Hi Poppets! Here's a confession: the article you are currently reading is not the one I'd written for this month. That article was on the holidays. That article will have to wait. And what is the news that changed this month's column?
Albus Dumbledore, headmaster of Hogwarts School for Witchcraft and Wizardry, from the Harry Potter series, is gay.
J.K. Rowling, author of the books, outed him in October. Apparently, in the script for the next movie, there was a reference to a woman from his past and Rowling couldn't let it slide. How cool is that? Seriously. No mention of is ever made of any of the intimate relationship the adults in the book may – or may not - have so no one would have known if she had let it slide. But she didn't. Instead, she slipped a note to the director explaining the situation and then went public.
So what's the big deal? He's a fictional character. Why am I so pleased? First, as a writer, I appreciate and respect Rowling standing by her character. Again, since Dumbledore's relationships are never mentioned, it wouldn't have been noticed. Except that characters become real people t those of us who write them. For her, allowing Dumbledore to be a straight man when she knew he wasn't probably would have felt like a betrayal of him. I know it would feel that way t me if he were one of my characters. It wouldn't matter if anyone else knew the truth. I would know. And in some weird writer way, my character would know I had betrayed him (most writers are notoriously eccentric people, I admit it.)

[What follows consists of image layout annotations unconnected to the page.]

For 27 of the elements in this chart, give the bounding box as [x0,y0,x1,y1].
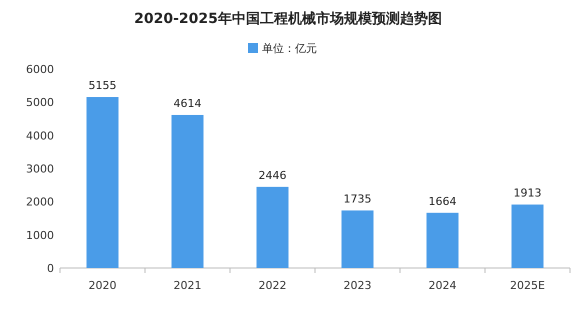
y-tick-label: 1000 [26,228,54,242]
y-tick-label: 2000 [26,196,54,209]
data-label: 5155 [88,79,116,92]
bar [342,210,374,268]
x-tick-label: 2020 [88,279,116,292]
x-tick-label: 2021 [174,279,202,292]
y-tick-label: 5000 [26,96,54,110]
x-tick-label: 2023 [344,279,372,292]
data-label: 1735 [344,192,372,206]
y-tick-label: 3000 [26,162,54,176]
bar [512,204,544,268]
x-tick-label: 2022 [258,279,286,292]
bar [86,97,118,268]
x-tick-label: 2025E [510,279,546,292]
bar [426,212,458,268]
data-label: 4614 [174,96,202,110]
data-label: 1913 [514,186,542,200]
legend-label: 单位：亿元 [262,42,317,55]
y-tick-label: 0 [47,262,54,275]
data-label: 2446 [258,168,286,182]
x-tick-label: 2024 [428,279,456,292]
data-label: 1664 [428,194,456,208]
bar [172,114,204,268]
chart-title: 2020-2025年中国工程机械市场规模预测趋势图 [134,10,442,27]
y-tick-label: 4000 [26,129,54,142]
bar [256,186,288,268]
y-tick-label: 6000 [26,63,54,76]
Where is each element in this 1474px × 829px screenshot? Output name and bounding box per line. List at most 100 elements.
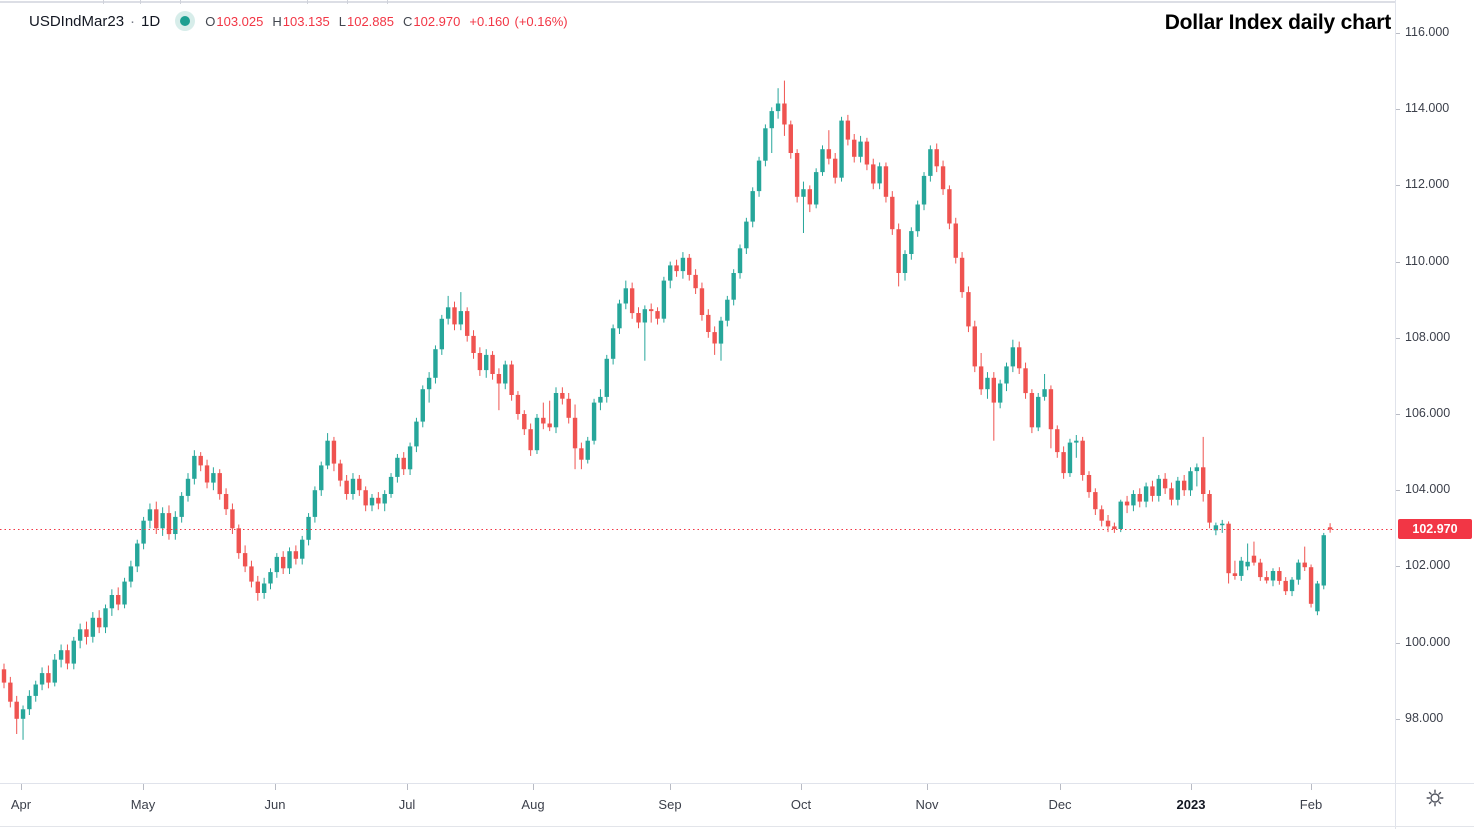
candle	[598, 389, 603, 411]
time-tick-label: Apr	[10, 797, 32, 812]
candle	[39, 667, 45, 691]
candle	[160, 507, 165, 536]
candle	[77, 623, 83, 649]
last-price-label: 102.970	[1398, 519, 1472, 540]
candle	[712, 326, 717, 355]
time-tick-mark	[21, 784, 22, 790]
chart-title: Dollar Index daily chart	[1164, 11, 1391, 34]
candle	[369, 494, 375, 512]
candle	[1036, 393, 1041, 432]
candle	[1181, 475, 1187, 496]
candle	[1150, 480, 1155, 502]
scale-settings-button[interactable]	[1424, 787, 1446, 809]
candle	[871, 158, 876, 190]
price-tick-mark	[1396, 338, 1400, 339]
price-tick-mark	[1396, 185, 1400, 186]
high-value: 103.135	[282, 13, 330, 29]
candle	[858, 135, 863, 163]
candle	[395, 454, 400, 483]
candle	[832, 153, 838, 184]
candle	[680, 252, 686, 279]
candle	[8, 676, 13, 708]
candle	[490, 351, 495, 380]
candle	[452, 301, 457, 331]
candle	[1289, 577, 1295, 597]
time-tick-mark	[927, 784, 928, 790]
candle	[1162, 473, 1168, 494]
interval-label[interactable]: 1D	[141, 12, 161, 30]
time-tick-mark	[275, 784, 276, 790]
close-label: C	[402, 13, 413, 29]
price-tick-mark	[1396, 109, 1400, 110]
time-tick-mark	[801, 784, 802, 790]
candle	[14, 695, 19, 734]
candle	[198, 452, 203, 472]
candle	[484, 349, 489, 378]
candle	[896, 223, 901, 287]
price-tick-mark	[1396, 719, 1400, 720]
toolbar-divider-stub	[103, 0, 104, 4]
candle	[515, 391, 521, 420]
time-tick-label: Aug	[521, 797, 545, 812]
legend-separator: ·	[130, 12, 136, 30]
candle	[801, 181, 806, 233]
price-tick-label: 100.000	[1405, 635, 1451, 649]
candle	[794, 149, 800, 203]
candle	[947, 185, 952, 230]
candle	[1321, 532, 1326, 590]
candle	[496, 368, 502, 411]
candle	[52, 654, 57, 687]
candle	[693, 269, 698, 294]
candle	[471, 330, 476, 359]
candle	[1245, 543, 1250, 571]
symbol-name[interactable]: USDIndMar23	[29, 12, 125, 30]
candle	[268, 568, 273, 590]
candle	[116, 587, 121, 611]
candle	[1283, 577, 1288, 595]
candle	[1258, 558, 1263, 581]
time-tick-label: Nov	[915, 797, 939, 812]
candle	[763, 124, 768, 167]
candle	[420, 385, 425, 428]
candle	[261, 577, 267, 599]
candle	[382, 490, 387, 512]
price-tick-mark	[1396, 33, 1400, 34]
candle	[1327, 523, 1333, 533]
candle	[312, 486, 318, 523]
candle	[648, 303, 654, 323]
candle	[718, 316, 724, 361]
candle	[940, 160, 946, 195]
candle	[1226, 521, 1231, 584]
toolbar-divider-stub	[387, 0, 388, 4]
candle	[249, 560, 254, 588]
candle	[211, 467, 216, 491]
open-label: O	[205, 13, 216, 29]
candle	[306, 513, 311, 546]
candle	[1308, 564, 1314, 608]
candle	[1118, 499, 1123, 533]
bottom-window-edge	[0, 826, 1474, 827]
candle	[217, 469, 222, 500]
price-axis[interactable]: 102.970 116.000 114.000 112.000 110.000 108.…	[1395, 0, 1474, 783]
time-axis[interactable]: Apr May Jun Jul Aug Sep Oct Nov Dec 2023 Feb	[0, 783, 1474, 829]
candle	[90, 612, 96, 643]
candle	[1124, 495, 1130, 514]
candle	[737, 244, 743, 279]
price-tick-mark	[1396, 262, 1400, 263]
price-tick-mark	[1396, 566, 1400, 567]
candle	[401, 452, 406, 475]
time-tick-mark	[670, 784, 671, 790]
candle	[1213, 522, 1219, 536]
candle	[972, 320, 977, 373]
candle	[20, 705, 26, 740]
candle	[173, 511, 178, 540]
candle	[1010, 339, 1016, 373]
candle	[845, 114, 851, 146]
candle	[503, 360, 508, 390]
candle	[997, 379, 1003, 409]
candle	[541, 402, 546, 430]
candle	[122, 577, 127, 609]
candle	[909, 227, 914, 260]
candle	[166, 505, 172, 540]
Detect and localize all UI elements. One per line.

Second, if characters are written well – and Rowling's most definitely are – they become real to the readers. Millions of people, children and adults, know, love and are devoted to Dumbledore. His humor, wisdom and strength have touched and guided many. And now...he's gay, too.
Third, I'm pleased because we didn't know. And it's not because Rowling was hiding it or keeping him in the closet. It just hadn't come up. We didn't know about any of the adults' personal lives so why should we know this about him? It would have been easy for Rowling to make him The Gay Character but it would have done him a disservice. It's similar to calling James Earl Jones or Denzel Washington great black actors. Folks, those men are great actors. Period. And Dumbledore is a great character. Period.
Think I'm giving fictional characters too much credit? Think again. Mulan, Jasmine and Pocahontas were all heralded when Disney put out their respective movies because they gave non-white girls role models. Superman, Batman and Spiderman have been used to teach morals for generations. And I've read about a teacher in the mid-west who changed his teaching style in order to reflect a fictional character's teaching style – Albus Dumbledore's to be exact.
So now we have a great character. One who already touches many people. One whom many people already try to emulate. One whom parents would trust with their children and children could trust with their innocence. One who is well-respected, admired and loved – and oh yeah, he's gay, too. How cool is that? Seriously. For this, I don't mind putting off a holiday article. Not at all.
Until next month, Poppets, take care of you.